Namun, Melody malah berseru, “Ayo balapan ke kolam! Kalau kamu bisa menyusulku, baru aku akan ikut masuk ke dalam lagi.”

“Me-Melody .… Please ….”

Melody menghentikan langkahnya dan menatap Crystal tepat di mata. Sorot matanya terlihat terlalu dewasa untuk anak kecil seusianya.

“Kalau kamu tidak ikut balapan, aku akan bilang ke Papa kamu tidak mau main denganku.”

Aku akan bilang ke Papa. Melody mengeluarkan kalimat andalannya.

Crystal menghela napas. Berusaha mengabaikan jari-jari kakinya yang mulai kebas dan salju yang mulai semakin menumpuk di tanah, dia pun mulai berlari untuk mengejar adiknya.

Dia sampai lupa bahwa dia masih mengenakan sandal rumah.

Gerakan Melody terlalu cepat bagi Crystal.

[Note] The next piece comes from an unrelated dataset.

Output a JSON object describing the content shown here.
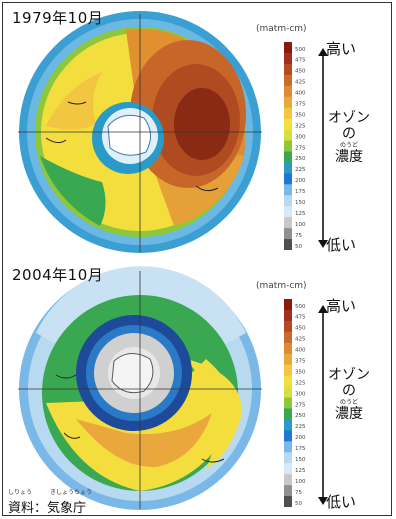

Dia berkelit tepat ketika tangan Crystal hampir menyambar bahunya. Akibatnya, Crystal kehilangan keseimbangan. Tangannya mengapai-gapai udara, mencari sesuatu untuk bisa menjadi pegangan. Nihil. Kakinya terpeleset sebelum menghantam salah satu batu hias di taman. Tubuhnya pun terempas ke tanah dengan wajah mendarat duluan.

Hidungnya memar dan mimisan. Pergelangan kakinya keseleo, dan tulang keringnya retak. Tidak lama kemudian, sang ayah pulang. Dia melihat kondisi Crystal dan berkomentar singkat, “Untung tangan kamu masih bisa dipakai main piano.”

Matthews, yang kebetulan tidak sedang cuti, memberikan pertolongan pertama untuk Crystal dan membawanya ke rumah sakit. Seharian penuh, air mata Crystal tidak berhenti mengalir. Bukan karena rasa sakit di kakinya, tetapi karena kata-kata sang ayah yang terus terngiang-ngiang di telinganya.

Sejak saat itu, Crystal menjadi seorang pembenci salju.